Peter Alexander wrote:
> Personally, I would just expose all accelerated algorithms for sorted 
> ranges, and make the user call them explicitly e.g. if they know their 
> range is sorted, make them call binarySearch (or whatever) instead of find.
> 
> I have two primary reasons for this:
> 
> 1. Having the function choose the right algorithm puts an undue burden 
> on the function writer, which translates into increased uncertainty for 
> the user of the function, "If I call find(assumeSorted(r)), is it going 
> to use binary search? What if I call SomeThirdParty.find? Will it know 
> about assumeSorted?"
> 
> 2. While we're only discussing assumeSorted now, there are a myriad of 
> other assumeX wrappers that would be useful:
> 
> assumeUnimodal(range) - Allows ternary search for maxElement.
> assumeDistinct(range) - uniq doesn't need to do anything.
> assumePrime(int) - e.g. getFactors(assumePrime(x)) returns [1, x]
> assumeAssociative(binOp) - power can work in O(lg(n)).
> 
> * power!(binOp)(a, b) := reduce!(binOp)(replicate(a, b))
> 
> Do we provide wrappers for these as well, and make the algorithms check 
> for all relevant ones?
> 
> ---
> 
> I say no. Provide ternarySearch, powerAssociative etc., and let the user 
> choose them when he/she knows they are the right algorithm. That way, 
> function writers can focus on writing specialized functions, and 
> function users can rest assured that the function they are calling is 
> performing the algorithm that they expect (with the complexity bounds 
> that they expect).

I am quoting this in full because I agree with it in full! I think this 
and opIn_r settle the matter in favor of making the additional goodies 
members of Sorted!Range.

A few additional thoughts:

- Experience with the STL has shown that "specialized functions for 
improved complexity with specialized syntax" (a la find as a member vs 
nonmember) fare better than "best-effort functions" (a la STL's distance).

- I'm considering allowing assignment to .front, .back, [k] etc. with 
runtime enforcement that the assignment doesn't break the ordering. 
There is a lure to have them actually shuffle the assigned element in 
the right place, but that would break many assumptions. Many algorithms 
assume that after r.front = x they can assert(r.front == x).

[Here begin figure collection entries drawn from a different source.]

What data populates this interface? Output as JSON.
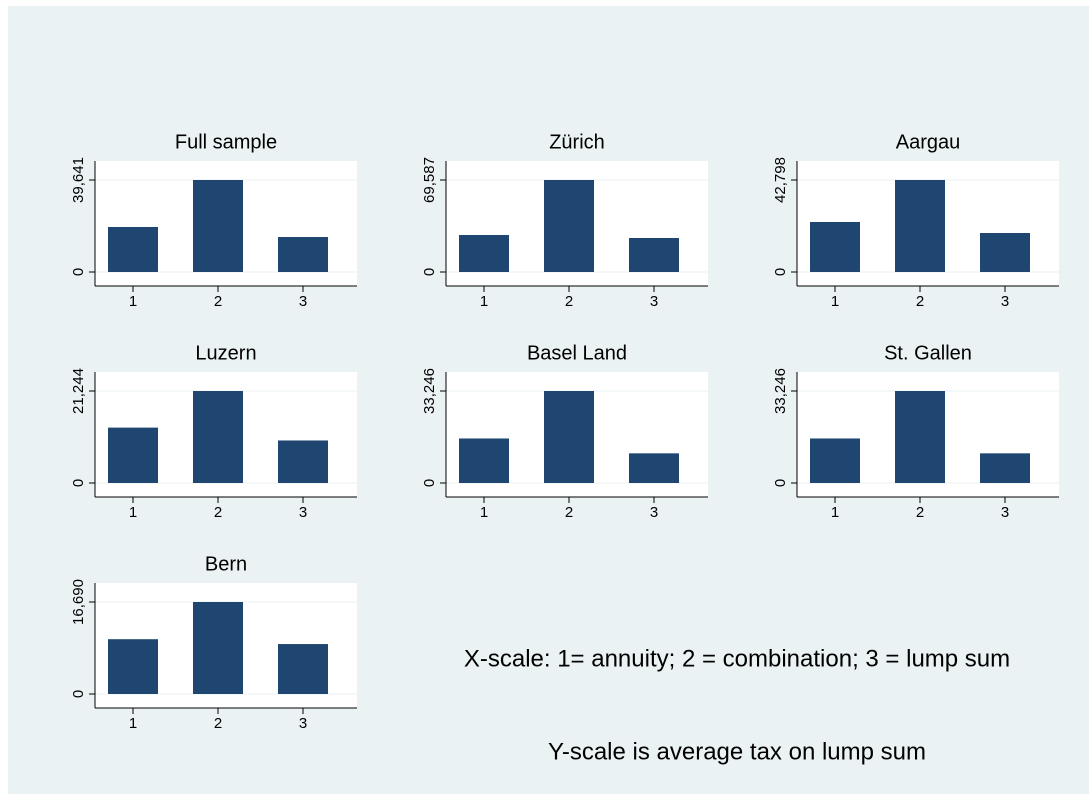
{
  "chart_data": [
    {
      "type": "bar",
      "title": "Full sample",
      "categories": [
        "1",
        "2",
        "3"
      ],
      "values": [
        19390,
        39641,
        15080
      ],
      "color": "#1e4670",
      "ylim": [
        0,
        39641
      ],
      "yticks": [
        0,
        {
          "value": 39641,
          "label": "39,641"
        }
      ],
      "grid": true
    },
    {
      "type": "bar",
      "title": "Zürich",
      "categories": [
        "1",
        "2",
        "3"
      ],
      "values": [
        27990,
        69587,
        25720
      ],
      "color": "#1e4670",
      "ylim": [
        0,
        69587
      ],
      "yticks": [
        0,
        {
          "value": 69587,
          "label": "69,587"
        }
      ],
      "grid": true
    },
    {
      "type": "bar",
      "title": "Aargau",
      "categories": [
        "1",
        "2",
        "3"
      ],
      "values": [
        23260,
        42798,
        18140
      ],
      "color": "#1e4670",
      "ylim": [
        0,
        42798
      ],
      "yticks": [
        0,
        {
          "value": 42798,
          "label": "42,798"
        }
      ],
      "grid": true
    },
    {
      "type": "bar",
      "title": "Luzern",
      "categories": [
        "1",
        "2",
        "3"
      ],
      "values": [
        12790,
        21244,
        9820
      ],
      "color": "#1e4670",
      "ylim": [
        0,
        21244
      ],
      "yticks": [
        0,
        {
          "value": 21244,
          "label": "21,244"
        }
      ],
      "grid": true
    },
    {
      "type": "bar",
      "title": "Basel Land",
      "categories": [
        "1",
        "2",
        "3"
      ],
      "values": [
        16090,
        33246,
        10720
      ],
      "color": "#1e4670",
      "ylim": [
        0,
        33246
      ],
      "yticks": [
        0,
        {
          "value": 33246,
          "label": "33,246"
        }
      ],
      "grid": true
    },
    {
      "type": "bar",
      "title": "St. Gallen",
      "categories": [
        "1",
        "2",
        "3"
      ],
      "values": [
        16090,
        33246,
        10720
      ],
      "color": "#1e4670",
      "ylim": [
        0,
        33246
      ],
      "yticks": [
        0,
        {
          "value": 33246,
          "label": "33,246"
        }
      ],
      "grid": true
    },
    {
      "type": "bar",
      "title": "Bern",
      "categories": [
        "1",
        "2",
        "3"
      ],
      "values": [
        9940,
        16690,
        9060
      ],
      "color": "#1e4670",
      "ylim": [
        0,
        16690
      ],
      "yticks": [
        0,
        {
          "value": 16690,
          "label": "16,690"
        }
      ],
      "grid": true
    }
  ],
  "notes": [
    "X-scale: 1= annuity; 2 = combination; 3 = lump sum",
    "Y-scale is average tax on lump sum"
  ]
}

- All binary search operators (lowerBound, upperBound, equalRange) 
should be made members of Sorted!Range. So instead of writing:

// We know r is sorted, baby
auto r1 = upperBound(r, x);

you'd write:

auto r1 = assumeSorted(r).upperBound(x);

thus essentially moving the comment into the code. (I also have a cool 
idea for statistically checking sortedness without deteriorating 
complexity. Essentially assumeSorted(r) could check that r is sorted by 
tossing a rigged coin with P(head)=1.0/r.length and deciding to check if 
head comes up. That way, the amortized complexity of the check is O(1)).

This all raises the question: where should this Sorted(R) in the making 
go? It's a range so it should go in std.range, but it's mostly a 
motivator for algorithms, so it should go in std.algorithm. Tiebreakers?

I'm very excited about this development. Maybe I should include some of 
this stuff in my Google talk on Friday.

Andrei